YOUR SOLIN GENERATED RECIPE
Golden Pan-Seared Cod with Zesty Lemon
Pan-seared cod fillets seasoned with turmeric and lemon, served over fluffy quinoa and snap-crisp asparagus for a bright and nourishing meal.
INGREDIENTS
9 oz Cod fillet
0.25 cup Dry quinoa
1 cup Asparagus spears
1 tbsp Ghee
0.5 whole Lemon
0.25 tsp Ground turmeric
0.25 tsp Garlic powder
0.25 tsp Sea salt
0.25 tsp Black pepper
1 tbsp Fresh parsley
PREPARATION
Rinse the dry quinoa under cold water and place in a small pot with 0.5 cup water; bring to a boil, then cover and simmer for 15 minutes until liquid is absorbed.
Pat the cod fillets very dry with a paper towel and season both sides evenly with sea salt, black pepper, garlic powder, and ground turmeric.
Melt the ghee in a large non-stick skillet over medium-high heat until shimmering.

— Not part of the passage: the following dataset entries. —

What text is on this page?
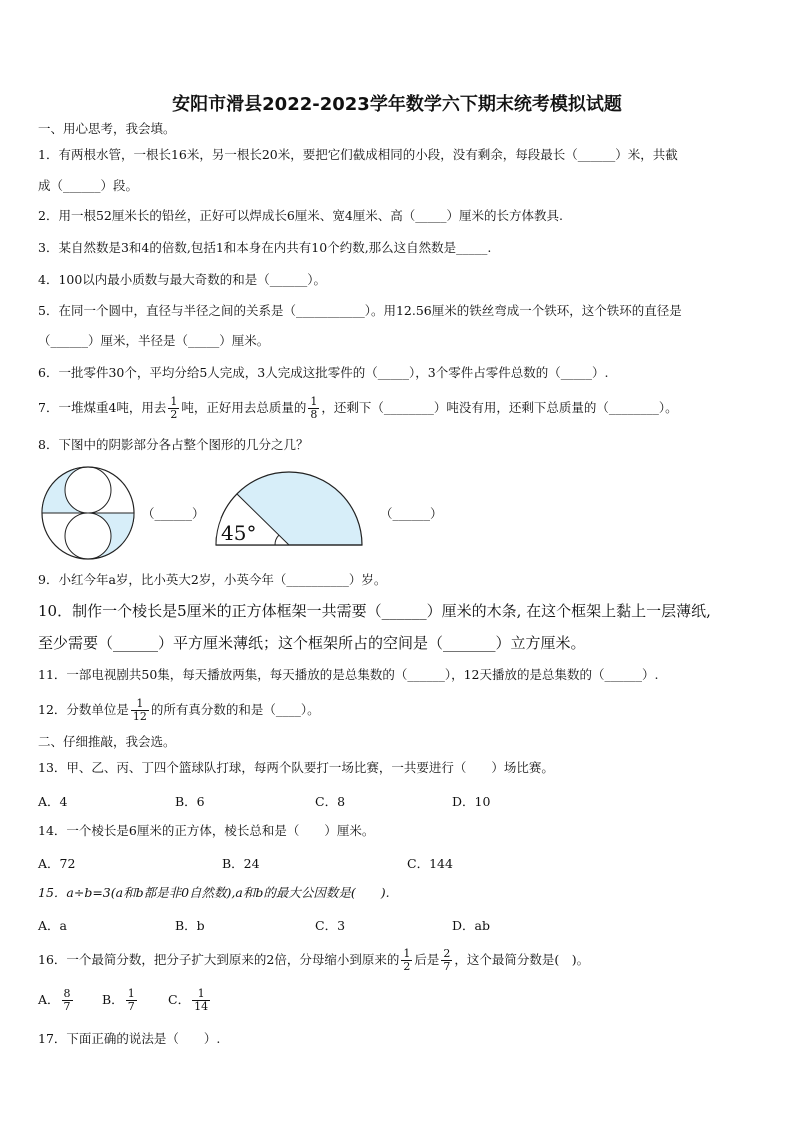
安阳市滑县2022-2023学年数学六下期末统考模拟试题
一、用心思考，我会填。
1．有两根水管，一根长16米，另一根长20米，要把它们截成相同的小段，没有剩余，每段最长（______）米，共截
成（______）段。
2．用一根52厘米长的铅丝，正好可以焊成长6厘米、宽4厘米、高（_____）厘米的长方体教具.
3．某自然数是3和4的倍数,包括1和本身在内共有10个约数,那么这自然数是_____.
4．100以内最小质数与最大奇数的和是（______）。
5．在同一个圆中，直径与半径之间的关系是（___________）。用12.56厘米的铁丝弯成一个铁环，这个铁环的直径是
（______）厘米，半径是（_____）厘米。
6．一批零件30个，平均分给5人完成，3人完成这批零件的（_____），3个零件占零件总数的（_____）.
7．一堆煤重4吨，用去 $\frac{1}{2}$ 吨，正好用去总质量的 $\frac{1}{8}$ ，还剩下（________）吨没有用，还剩下总质量的（________）。
8．下图中的阴影部分各占整个图形的几分之几？
（______）
45°
（______）
9．小红今年a岁，比小英大2岁，小英今年（__________）岁。
10．制作一个棱长是5厘米的正方体框架一共需要（______）厘米的木条, 在这个框架上黏上一层薄纸,
至少需要（______）平方厘米薄纸；这个框架所占的空间是（_______）立方厘米。
11．一部电视剧共50集，每天播放两集，每天播放的是总集数的（______），12天播放的是总集数的（______）.
12．分数单位是 $\frac{1}{12}$ 的所有真分数的和是（____）。
二、仔细推敲，我会选。
13．甲、乙、丙、丁四个篮球队打球，每两个队要打一场比赛，一共要进行（　　）场比赛。
A．4	B．6	C．8	D．10
14．一个棱长是6厘米的正方体，棱长总和是（　　）厘米。
A．72	B．24	C．144
15．a÷b=3(a和b都是非0自然数),a和b的最大公因数是(　　).
A．a	B．b	C．3	D．ab
16．一个最简分数，把分子扩大到原来的2倍，分母缩小到原来的 $\frac{1}{2}$ 后是 $\frac{2}{7}$ ，这个最简分数是(　)。
A． $\frac{8}{7}$ B． $\frac{1}{7}$	C． $\frac{1}{14}$
17．下面正确的说法是（　　）.
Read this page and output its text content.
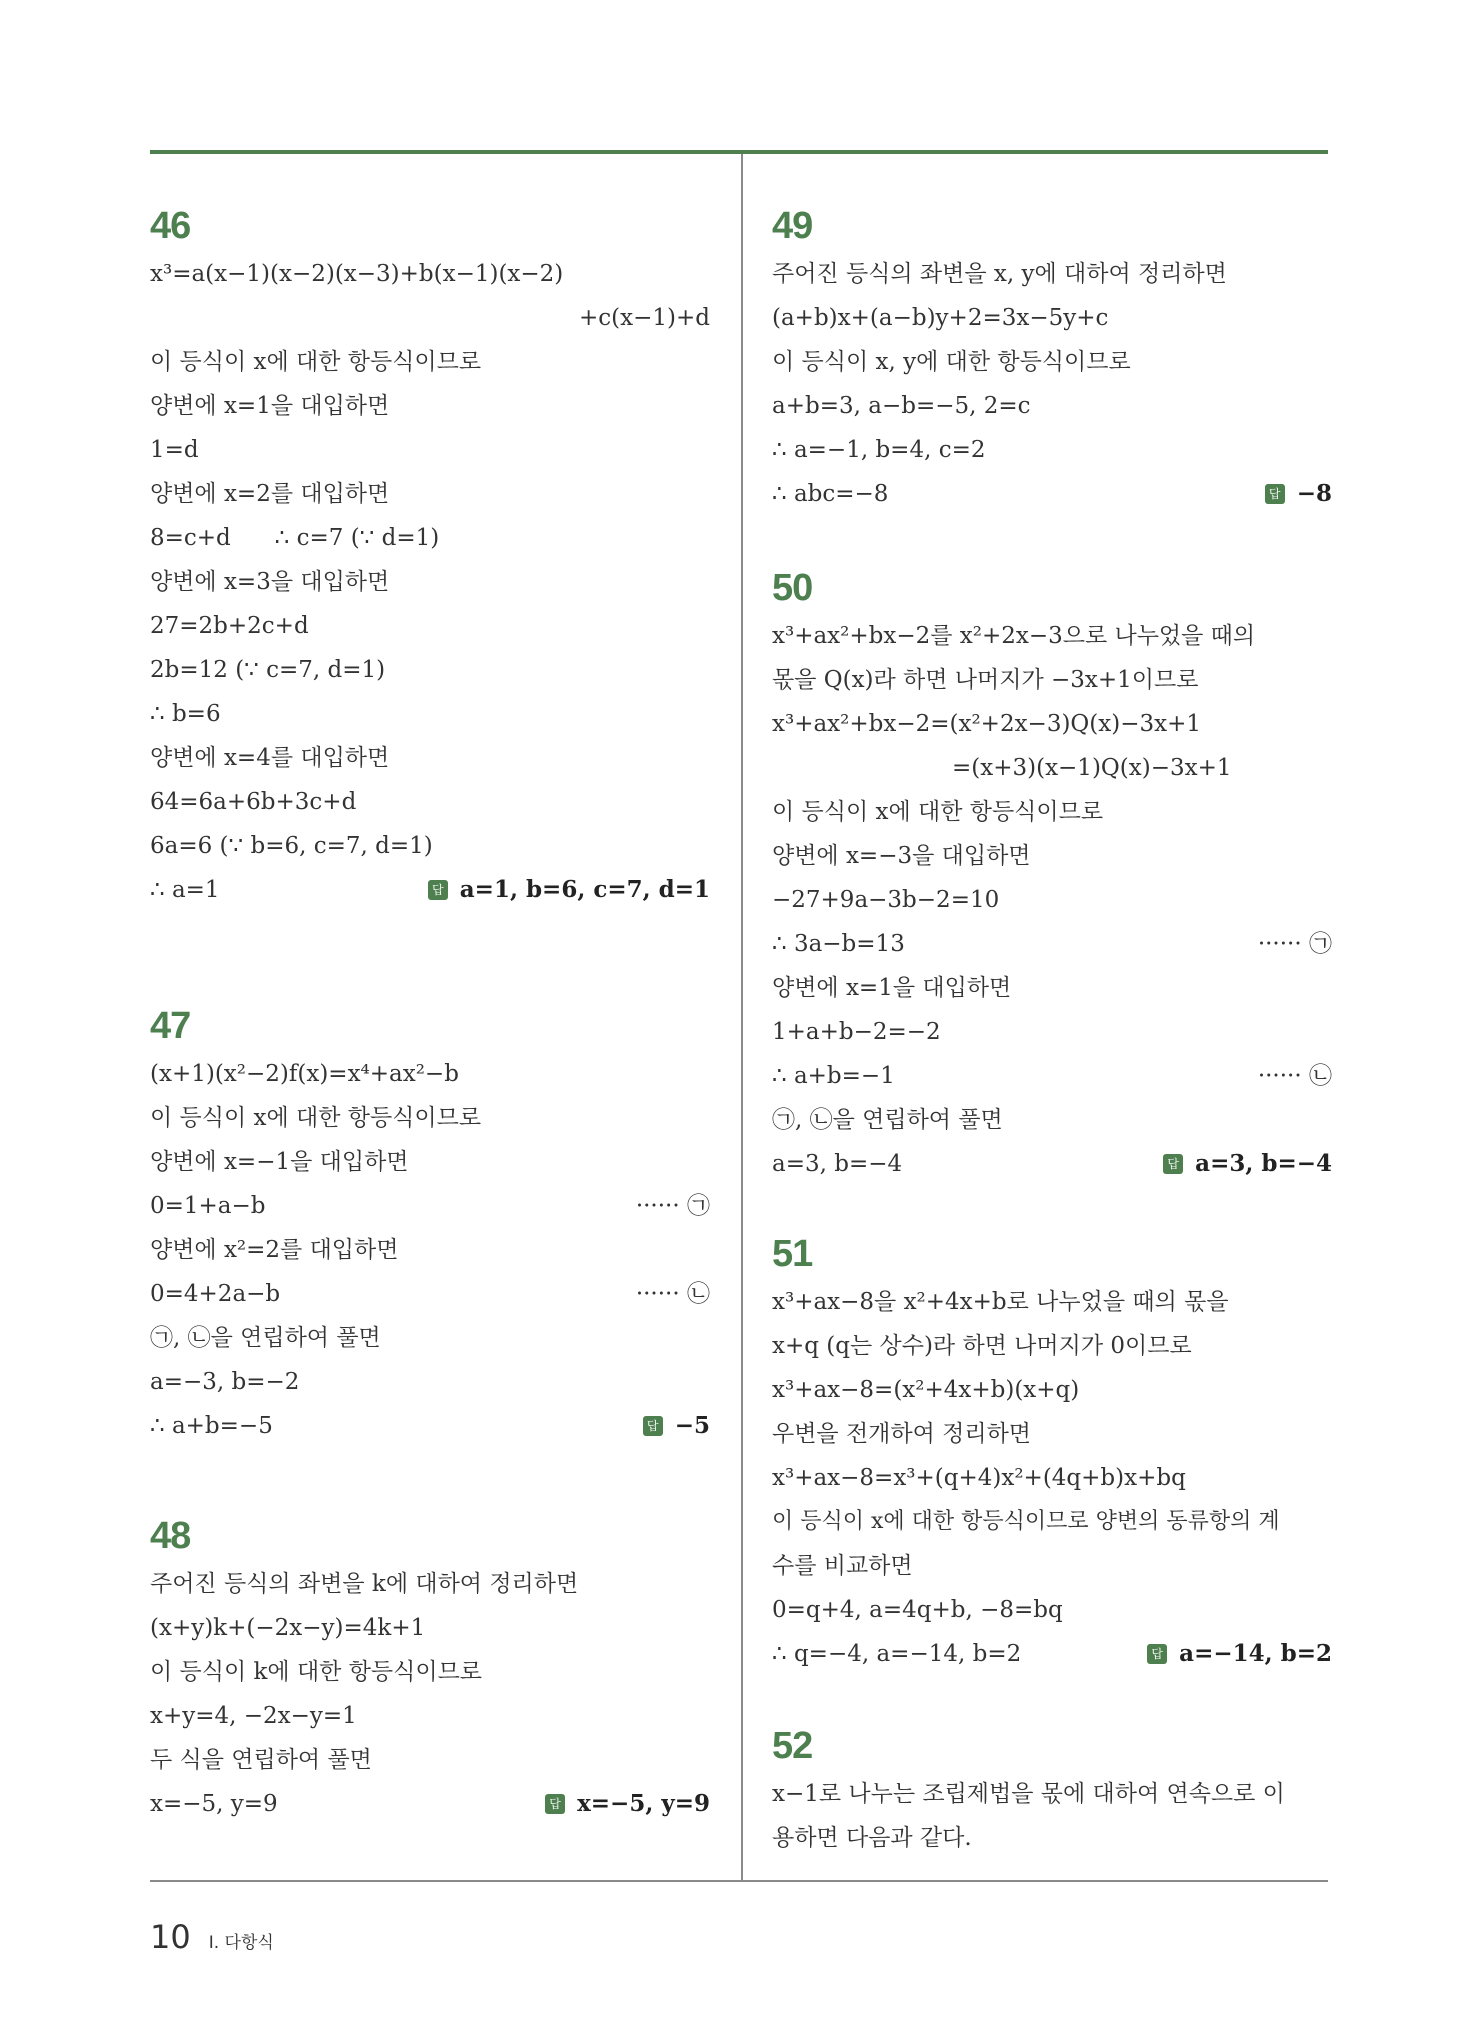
46
x³=a(x−1)(x−2)(x−3)+b(x−1)(x−2)
+c(x−1)+d
이 등식이 x에 대한 항등식이므로
양변에 x=1을 대입하면
1=d
양변에 x=2를 대입하면
8=c+d      ∴ c=7 (∵ d=1)
양변에 x=3을 대입하면
27=2b+2c+d
2b=12 (∵ c=7, d=1)
∴ b=6
양변에 x=4를 대입하면
64=6a+6b+3c+d
6a=6 (∵ b=6, c=7, d=1)
∴ a=1	답 a=1, b=6, c=7, d=1
47
(x+1)(x²−2)f(x)=x⁴+ax²−b
이 등식이 x에 대한 항등식이므로
양변에 x=−1을 대입하면
0=1+a−b	······ ㉠
양변에 x²=2를 대입하면
0=4+2a−b	······ ㉡
㉠, ㉡을 연립하여 풀면
a=−3, b=−2
∴ a+b=−5	답 −5
48
주어진 등식의 좌변을 k에 대하여 정리하면
(x+y)k+(−2x−y)=4k+1
이 등식이 k에 대한 항등식이므로
x+y=4, −2x−y=1
두 식을 연립하여 풀면
x=−5, y=9	답 x=−5, y=9
49
주어진 등식의 좌변을 x, y에 대하여 정리하면
(a+b)x+(a−b)y+2=3x−5y+c
이 등식이 x, y에 대한 항등식이므로
a+b=3, a−b=−5, 2=c
∴ a=−1, b=4, c=2
∴ abc=−8	답 −8
50
x³+ax²+bx−2를 x²+2x−3으로 나누었을 때의
몫을 Q(x)라 하면 나머지가 −3x+1이므로
x³+ax²+bx−2=(x²+2x−3)Q(x)−3x+1
=(x+3)(x−1)Q(x)−3x+1
이 등식이 x에 대한 항등식이므로
양변에 x=−3을 대입하면
−27+9a−3b−2=10
∴ 3a−b=13	······ ㉠
양변에 x=1을 대입하면
1+a+b−2=−2
∴ a+b=−1	······ ㉡
㉠, ㉡을 연립하여 풀면
a=3, b=−4	답 a=3, b=−4
51
x³+ax−8을 x²+4x+b로 나누었을 때의 몫을
x+q (q는 상수)라 하면 나머지가 0이므로
x³+ax−8=(x²+4x+b)(x+q)
우변을 전개하여 정리하면
x³+ax−8=x³+(q+4)x²+(4q+b)x+bq
이 등식이 x에 대한 항등식이므로 양변의 동류항의 계
수를 비교하면
0=q+4, a=4q+b, −8=bq
∴ q=−4, a=−14, b=2	답 a=−14, b=2
52
x−1로 나누는 조립제법을 몫에 대하여 연속으로 이
용하면 다음과 같다.
10 Ⅰ. 다항식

Place the cod in the skillet and sear for 3 to 4 minutes without moving it until a golden crust forms, then flip and cook for another 3 minutes until opaque.

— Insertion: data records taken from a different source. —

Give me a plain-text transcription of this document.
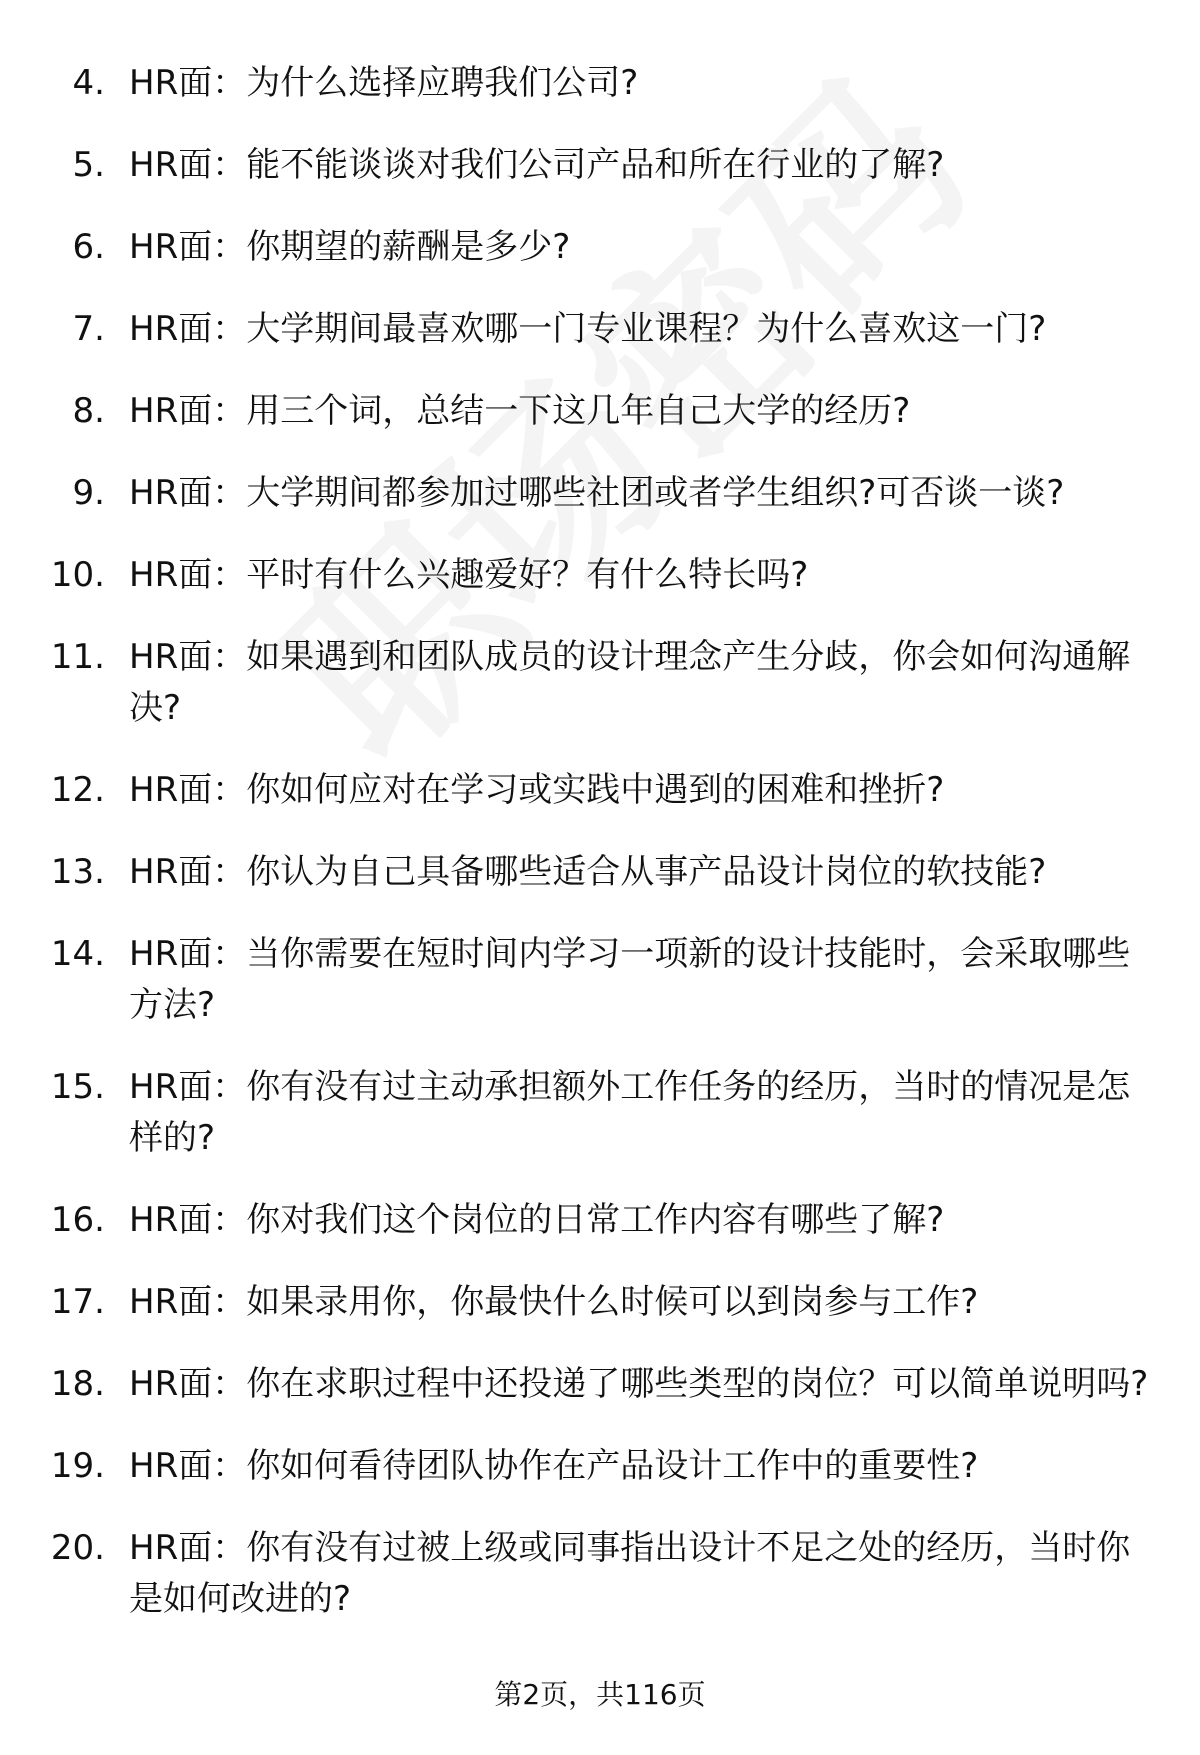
4. HR面：为什么选择应聘我们公司?
5. HR面：能不能谈谈对我们公司产品和所在行业的了解?
6. HR面：你期望的薪酬是多少?
7. HR面：大学期间最喜欢哪一门专业课程？为什么喜欢这一门?
8. HR面：用三个词，总结一下这几年自己大学的经历?
9. HR面：大学期间都参加过哪些社团或者学生组织?可否谈一谈?
10. HR面：平时有什么兴趣爱好？有什么特长吗?
11. HR面：如果遇到和团队成员的设计理念产生分歧，你会如何沟通解决?
12. HR面：你如何应对在学习或实践中遇到的困难和挫折?
13. HR面：你认为自己具备哪些适合从事产品设计岗位的软技能?
14. HR面：当你需要在短时间内学习一项新的设计技能时，会采取哪些方法?
15. HR面：你有没有过主动承担额外工作任务的经历，当时的情况是怎样的?
16. HR面：你对我们这个岗位的日常工作内容有哪些了解?
17. HR面：如果录用你，你最快什么时候可以到岗参与工作?
18. HR面：你在求职过程中还投递了哪些类型的岗位？可以简单说明吗?
19. HR面：你如何看待团队协作在产品设计工作中的重要性?
20. HR面：你有没有过被上级或同事指出设计不足之处的经历，当时你是如何改进的?
第2页，共116页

While the fish cooks, steam the asparagus spears for 4-5 minutes until they are bright green and tender-crisp.
Fluff the cooked quinoa with a fork and plate it alongside the steamed asparagus and the seared cod.
Squeeze the fresh lemon juice over the fish and garnish with finely chopped parsley before serving.